Recent media attention about gang graffiti in the area may be the cause of a surge in criminal mischief reports last month, Medford police said.

There were 224 reported cases of vandalism in Medford during January, a 75 percent increase from one year ago, Medford police said.

A recent television special on Medford's KTVL news, "Rogue Gangs," and other press coverage may play a part in the reason police are receiving so many vandalism reports lately, Lt. Tim Doney said.

According to Doney, who supervises the Medford Area Drug and Gang Enforcement team, there has been a surge in gang-related activity since last fall, but the number of vandalism reports has gone up recently, he believes, because media attention has encouraged more people to report vandalism when they see it.

"We've been hit a lot since late last year," Doney said.

Gang-related graffiti reported Monday was found on sidewalks at North Medford High School, which police believe was done by members of the Norteño gang.
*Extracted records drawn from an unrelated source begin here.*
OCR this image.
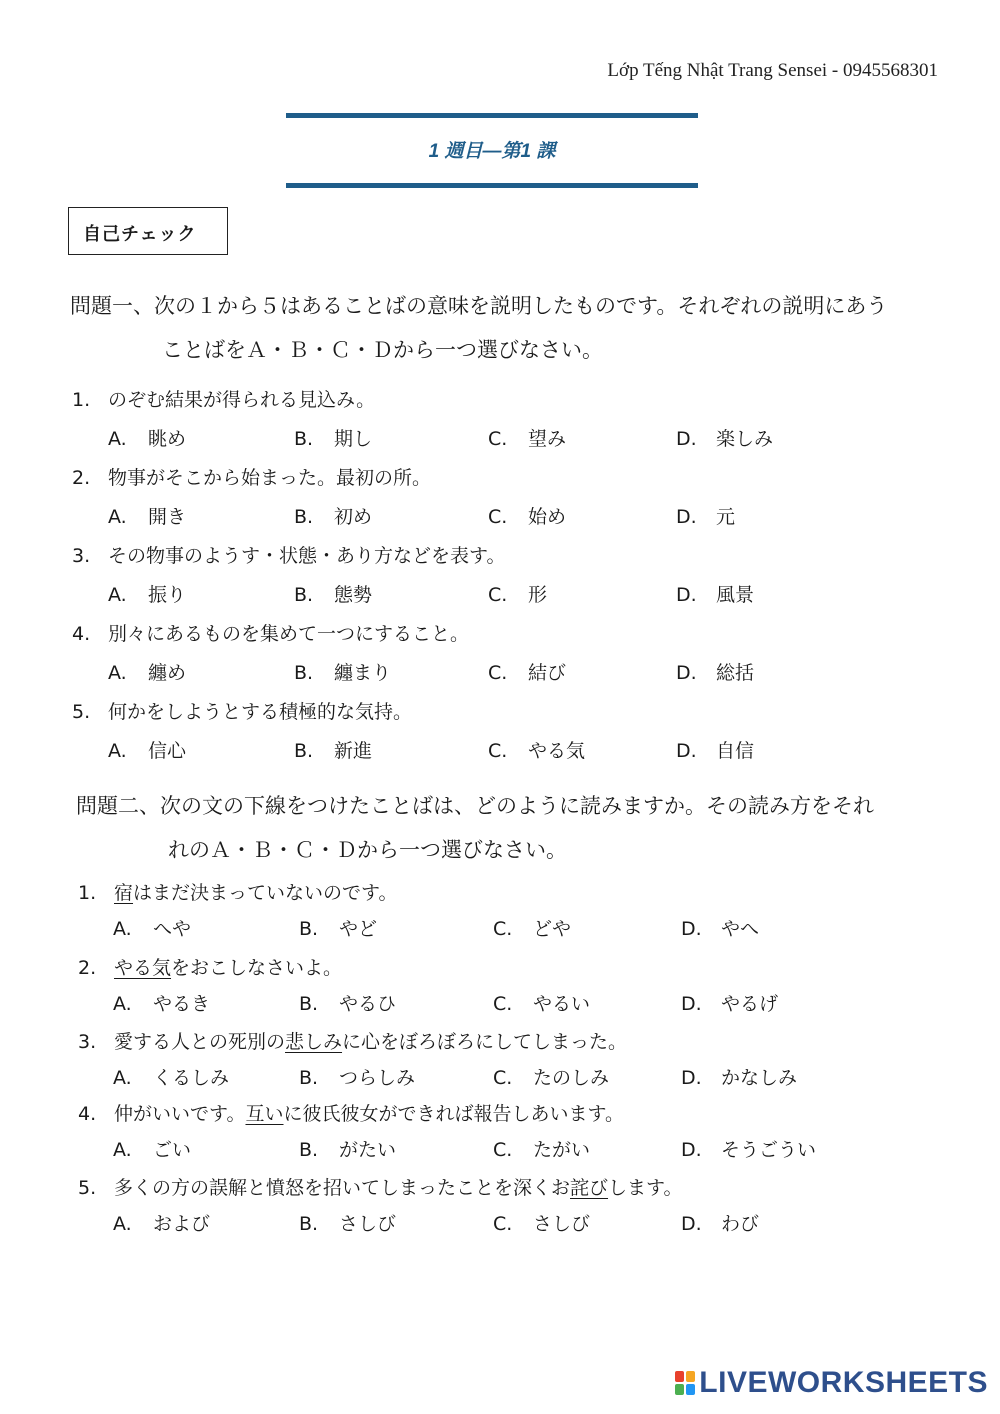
Lớp Tếng Nhật Trang Sensei - 0945568301
1 週目―第1 課
自己チェック
問題一、次の１から５はあることばの意味を説明したものです。それぞれの説明にあう
ことばをＡ・Ｂ・Ｃ・Ｄから一つ選びなさい。
1. のぞむ結果が得られる見込み。
A. 眺め	B. 期し	C. 望み	D. 楽しみ
2. 物事がそこから始まった。最初の所。
A. 開き	B. 初め	C. 始め	D. 元
3. その物事のようす・状態・あり方などを表す。
A. 振り	B. 態勢	C. 形	D. 風景
4. 別々にあるものを集めて一つにすること。
A. 纏め	B. 纏まり	C. 結び	D. 総括
5. 何かをしようとする積極的な気持。
A. 信心	B. 新進	C. やる気	D. 自信
問題二、次の文の下線をつけたことばは、どのように読みますか。その読み方をそれ
れのＡ・Ｂ・Ｃ・Ｄから一つ選びなさい。
1. 宿はまだ決まっていないのです。
A. へや	B. やど	C. どや	D. やへ
2. やる気をおこしなさいよ。
A. やるき	B. やるひ	C. やるい	D. やるげ
3. 愛する人との死別の悲しみに心をぼろぼろにしてしまった。
A. くるしみ	B. つらしみ	C. たのしみ	D. かなしみ
4. 仲がいいです。互いに彼氏彼女ができれば報告しあいます。
A. ごい	B. がたい	C. たがい	D. そうごうい
5. 多くの方の誤解と憤怒を招いてしまったことを深くお詫びします。
A. および	B. さしび	C. さしび	D. わび
LIVEWORKSHEETS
The area was originally tagged with Norteño graffiti last fall, followed by Sureño graffiti a couple of months later. Norteños and Sureños, which have roots in the California prison system, are the most active Hispanic street gangs in the Rogue Valley, police said.

"It's typical tagging, and a territorial thing they do back and forth," Doney said.

Additional Norteño graffiti was found Tuesday morning on dumpsters on South Riverside and South Central avenues in Medford, police said.

Medford police works with crews from the juvenile detention center to clean some of the graffiti, and sometimes youth in the cleaning crew have been the artists themselves, Doney said.

"Our idea is clean it up or it's going to get worse," Doney said.

A Medford city ordinance requires property owners to clean up graffiti within 10 days after it appears.